Mixpanel and Amplitude both provide cohort analysis that visualises the week-by-week activity of users who signed up on a specific day. A cohort of January 2026 signups tracked through weeks 1 through 8 produces a retention curve that reveals exactly when the largest drop-off occurs and what percentage survive to become regular users. A cohort retention curve that drops from 100 percent in week zero to 20 percent in week one indicates an onboarding problem; a curve that holds at 60 percent through week four then drops to 30 percent in week eight indicates a product depth problem that emerges only after initial engagement. Each shape requires a different intervention.

Frequently Asked Questions

What is the Jobs to Be Done interview framework? JTBD reframes interviews around the specific circumstance and motivation that caused a user to seek a solution, rather than feature preferences. The key question is "What were you doing the day you first went looking for a solution like this?" which surfaces real behaviour rather than invented feature lists.

How many users do I need for usability testing? Five users reveal 85 percent of usability problems in a single round, according to Nielsen Norman Group research.

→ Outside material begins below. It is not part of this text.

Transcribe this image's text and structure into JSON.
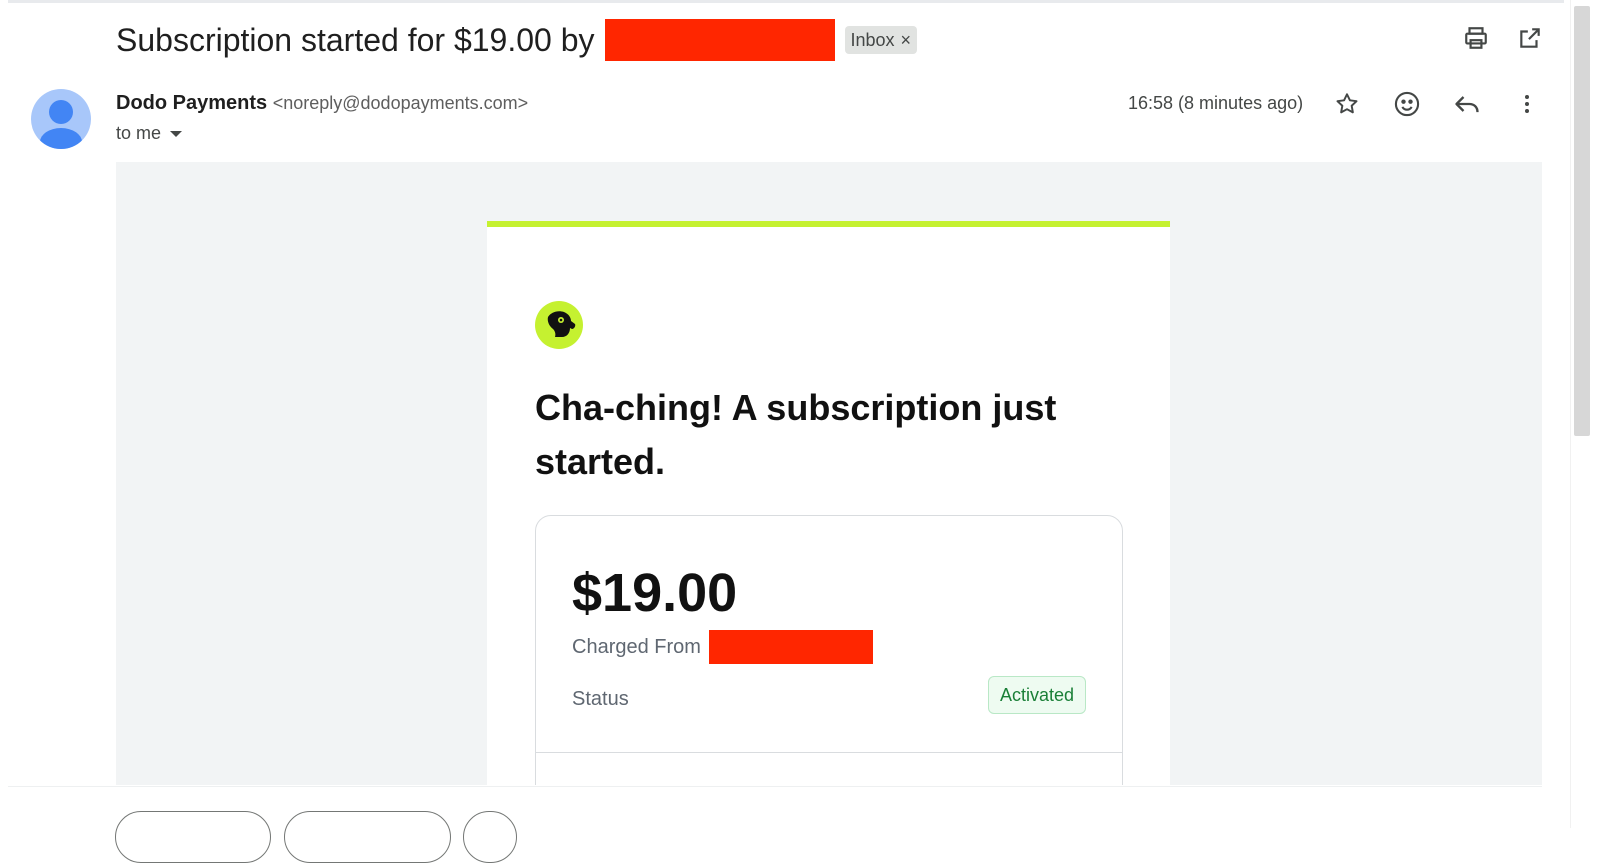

Additional users produce diminishing returns. Run frequent small rounds after each iteration rather than infrequent large studies.

What is the most common survey design mistake? Leading questions that embed assumptions about user experience. "How easy was the checkout?" assumes ease is the relevant dimension. "What happened when you tried to complete your purchase?" is neutral and allows unexpected problems to surface. Also limit surveys to seven questions or fewer to prevent completion rate drop-off.

What free tools can I use for session recording and heatmaps? Hotjar and Microsoft Clarity both provide free session replay and click heatmaps. They capture what users actually click and where they scroll rather than what users report they do, which is the most reliable behavioural data available without a dedicated data infrastructure.

What does a cohort retention curve reveal about product problems? A steep drop from week zero to week one indicates an onboarding problem — users are not finding the core value in their first session. A drop that occurs at week four to eight indicates a product depth problem — users engage initially but run out of reasons to return after initial exploration.